A veteran’s memorial at the southwest corner of Powell River Regional Cemetery in Cranberry will be unveiled in a ceremony Sunday, October 28, beginning at 1 pm.
The project is the work of the Ladies Auxiliary of Royal Canadian Legion Branch 164 and replaces a small plaque that was placed in 1961, said Legion secretary Karen Crashley. There will be a march in with members of the Powell River Community Band, a dedication service, unveiling of the memorial and wreath laying with refreshments to follow at the Legion.
Getting to this point has taken a team of volunteers countless hours of work, according to Crashley.
“This has been a huge project,” she said.
The ladies auxiliary group, along with qathet Regional District, T&R Contracting and Stubberfield Funeral Home have all been involved, she added.
In addition to the large rock that will hold a bronze plaque, a flagpole and benches were purchased along with plants to landscape the surrounding area.
“There will be poppy flowering in the spring,” said Crashley. The monument will recognize not only those who have fought in wars, but all who have served, she added.
“We just want to really remember and take note of the veterans,” she said. “It’s not only the ones who were lost in the war, it’s anyone who has ever served.”

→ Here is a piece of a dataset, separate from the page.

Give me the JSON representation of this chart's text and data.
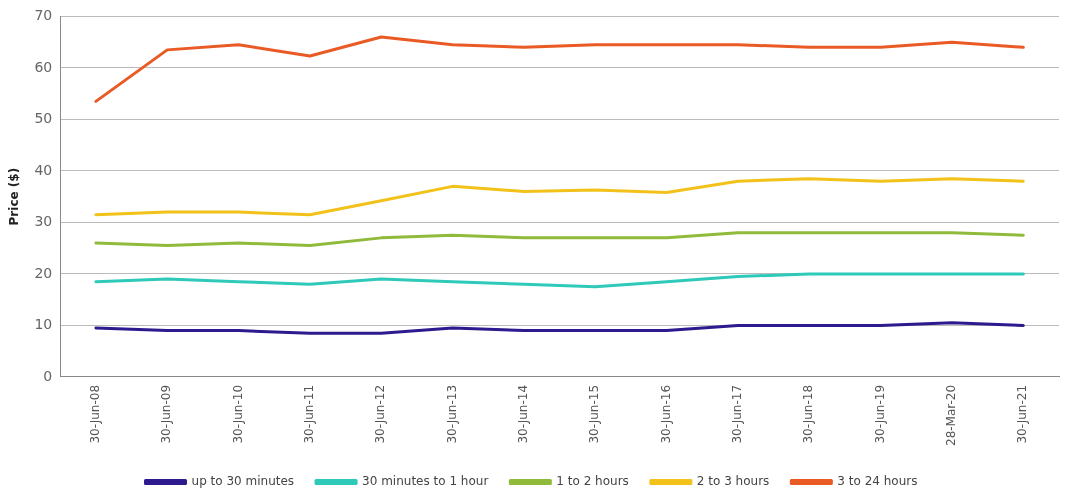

2018 is the 100th anniversary of the armistice to end World War 1 and several events are taking place nationally to mark the momentous end of four years of fighting in 1918.
On November 11 in Powell River, bells at Church of the Assumption and Powell River United Church will ring 100 times with five second intervals starting at dusk.
Known as the Bells of Peace Initiative, events are taking place across Canada and in many places around the world on the 11th. It signifies the spontaneous tolling of church bells that shared the news throughout Europe that the war had finally come to an end.
Bells will ring at Parliament Hill in Ottawa, city halls, places of worship as well as military bases and naval ships.
“We received a letter from our dominion command saying this is what we are doing Canada wide,” said Crashley. “We’ll also be putting Canadian flags on all the graves that we know of World War 1 veterans interred at Cranberry.”
Crashley said she hopes the ringing of the bells gives people an opportunity for contemplation and to remember all those who have served and sacrificed, and that it is not a cause for any alarm.
“It should sound pretty neat,” she said. “But we don’t want people to get upset and worried because it could be ringing bells for some emergency.”